Tis the season to stay up until midnight watching tape-delayed highlights and sit glued to sports you wouldn’t watch the rest of the year (handball? really??).
But with eight selling days left in this year’s London Games, and a brand-new month starting today, here are four Olympics-themed ideas for motivating your inside sales team. Whether you manage a transactional sale, or need to focus your team on activities and pipeline-building to start the month, I hope these ideas spark something that drives early-month momentum for you in August.
1. Gymnastics
Notice that the men and women effectively compete in three overall categories – the team competition, the “all around” individual competition, and the individual “skills” competition. Put your inside sales teams in groups (they might already be organized this way with managers as a “team captain”) and have them compete with each other for a few days. In the Olympics, individual gymnasts qualify for the all-around competition during the team “qualifying” round, so use this portion to drive team and individual performance against whatever metrics make most sense.

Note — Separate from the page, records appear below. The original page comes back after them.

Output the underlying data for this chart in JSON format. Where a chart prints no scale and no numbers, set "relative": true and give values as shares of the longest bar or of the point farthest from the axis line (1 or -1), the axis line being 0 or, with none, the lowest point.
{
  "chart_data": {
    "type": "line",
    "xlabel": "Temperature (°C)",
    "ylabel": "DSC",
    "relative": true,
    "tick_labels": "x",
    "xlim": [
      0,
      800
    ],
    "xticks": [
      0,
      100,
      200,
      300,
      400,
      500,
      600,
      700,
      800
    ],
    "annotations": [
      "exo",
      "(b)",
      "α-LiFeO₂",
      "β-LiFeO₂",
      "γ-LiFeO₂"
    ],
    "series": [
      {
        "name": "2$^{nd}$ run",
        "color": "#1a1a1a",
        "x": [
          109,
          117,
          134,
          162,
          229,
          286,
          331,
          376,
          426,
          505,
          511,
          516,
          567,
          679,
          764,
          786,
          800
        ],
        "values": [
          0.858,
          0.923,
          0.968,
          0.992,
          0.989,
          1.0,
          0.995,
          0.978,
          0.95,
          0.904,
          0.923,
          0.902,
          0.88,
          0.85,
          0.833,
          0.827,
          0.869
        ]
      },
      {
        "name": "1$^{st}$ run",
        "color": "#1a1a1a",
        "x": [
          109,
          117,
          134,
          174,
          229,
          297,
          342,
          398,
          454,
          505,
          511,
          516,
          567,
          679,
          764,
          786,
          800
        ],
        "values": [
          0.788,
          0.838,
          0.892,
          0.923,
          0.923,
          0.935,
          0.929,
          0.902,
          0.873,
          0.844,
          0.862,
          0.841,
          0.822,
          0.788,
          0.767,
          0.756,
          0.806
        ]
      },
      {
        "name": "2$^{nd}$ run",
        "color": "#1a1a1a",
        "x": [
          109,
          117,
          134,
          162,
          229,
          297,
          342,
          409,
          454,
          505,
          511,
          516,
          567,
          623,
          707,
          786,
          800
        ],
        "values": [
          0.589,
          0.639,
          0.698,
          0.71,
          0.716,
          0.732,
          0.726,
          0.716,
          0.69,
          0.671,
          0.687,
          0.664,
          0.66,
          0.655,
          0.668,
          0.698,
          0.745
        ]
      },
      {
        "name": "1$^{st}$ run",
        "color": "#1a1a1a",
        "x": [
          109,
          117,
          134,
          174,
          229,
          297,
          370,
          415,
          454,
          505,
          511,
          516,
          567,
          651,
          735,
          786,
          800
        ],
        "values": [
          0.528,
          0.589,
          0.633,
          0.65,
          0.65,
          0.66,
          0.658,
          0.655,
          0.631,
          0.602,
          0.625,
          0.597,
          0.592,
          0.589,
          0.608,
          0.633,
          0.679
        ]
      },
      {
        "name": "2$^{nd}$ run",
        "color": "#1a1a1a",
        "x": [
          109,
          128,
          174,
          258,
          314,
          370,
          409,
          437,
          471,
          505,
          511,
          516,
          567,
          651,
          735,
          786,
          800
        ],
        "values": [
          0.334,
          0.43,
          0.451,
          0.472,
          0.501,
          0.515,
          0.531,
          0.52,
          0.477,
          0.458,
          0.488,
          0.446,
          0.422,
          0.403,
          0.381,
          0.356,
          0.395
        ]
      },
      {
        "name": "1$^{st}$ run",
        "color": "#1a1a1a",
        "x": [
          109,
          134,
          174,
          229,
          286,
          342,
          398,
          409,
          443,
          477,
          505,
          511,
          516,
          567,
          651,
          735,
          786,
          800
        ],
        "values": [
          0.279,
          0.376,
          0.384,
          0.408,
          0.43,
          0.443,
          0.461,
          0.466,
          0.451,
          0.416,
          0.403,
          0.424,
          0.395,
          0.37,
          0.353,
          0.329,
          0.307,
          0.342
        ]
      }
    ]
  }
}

To keep the competition and promotion alive after the team competition, combine the highest-performing reps in an “all around” competition while everyone across the floor competes in the skills portion. Instead of uneven bars, vaults and rings, have them compete on talk time, demos given, opportunities created, services add-ons, etc.
2. Soccer
Similar start, in that teams compete initially in groups. To lengthen the competition and promotion, do a first round for a couple days to qualify (some teams get into the Olympics, some don’t). Once they make the Olympic round, do a “group” round of competition before advancing the top two teams from each group into quarterfinals, semifinals and an overall final on the last day.
This competition works with groups or individuals, depending on the size of your inside sales team.
3. Swimming
Similar to soccer, but individual sales reps compete in trials as the first phase of the promotion, then “heats” in a second phase. The best performers make it into semifinals and finals based on the best “times”.

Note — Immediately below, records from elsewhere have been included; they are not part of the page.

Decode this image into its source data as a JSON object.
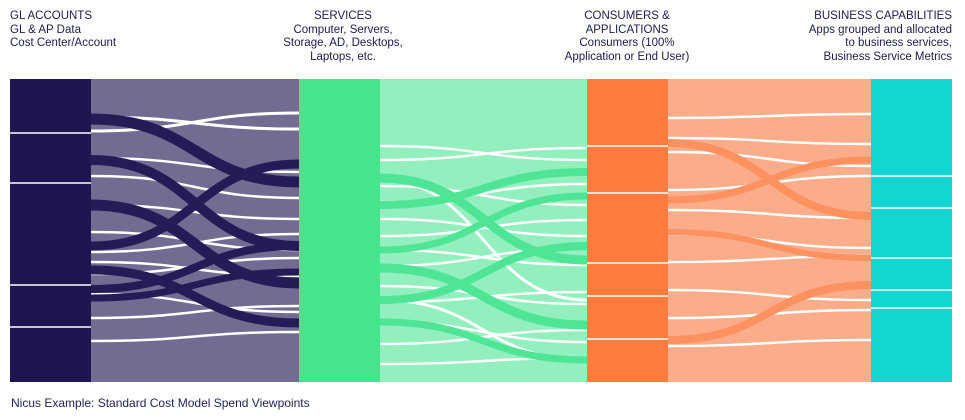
{
  "columns": [
    {
      "id": "gl",
      "lines": [
        "GL ACCOUNTS",
        "GL & AP Data",
        "Cost Center/Account"
      ],
      "color": "#1e1650"
    },
    {
      "id": "svc",
      "lines": [
        "SERVICES",
        "Computer, Servers,",
        "Storage, AD, Desktops,",
        "Laptops, etc."
      ],
      "color": "#44e58d"
    },
    {
      "id": "con",
      "lines": [
        "CONSUMERS &",
        "APPLICATIONS",
        "Consumers (100%",
        "Application or End User)"
      ],
      "color": "#fd7c3d"
    },
    {
      "id": "biz",
      "lines": [
        "BUSINESS CAPABILITIES",
        "Apps grouped and allocated",
        "to business services,",
        "Business Service Metrics"
      ],
      "color": "#14d6d1"
    }
  ],
  "flow_colors": [
    "#736b91",
    "#94efbf",
    "#fbad8b"
  ],
  "caption": "Nicus Example: Standard Cost Model Spend Viewpoints"
}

And similar to the gymnastics “skills” competition, consider breaking up different focus areas (talk time, etc.) as equivalent strokes – freestyle, backstroke, butterfly, etc. Get even more creative with an individual medley (combining skills) as well as relays.
4. Cycling
This also is both a team and individual competition. Cyclists also generally fall into two categories – sprinters and climbers. And although the Olympic road race is one long race (vs. various segments a la the Tour de France), you can still break the road race into multiple segments over several days (initial sprint, hills, laps, final sprint and/or time trial).
5. Weightlifting
This Olympic sport fascinates me, in that it’s all about one-upping the last guy to lift. The bar (no pun intended) keeps getting higher. Someone, for example, sets a killer talk-time score on Monday. Who can beat it on Tuesday?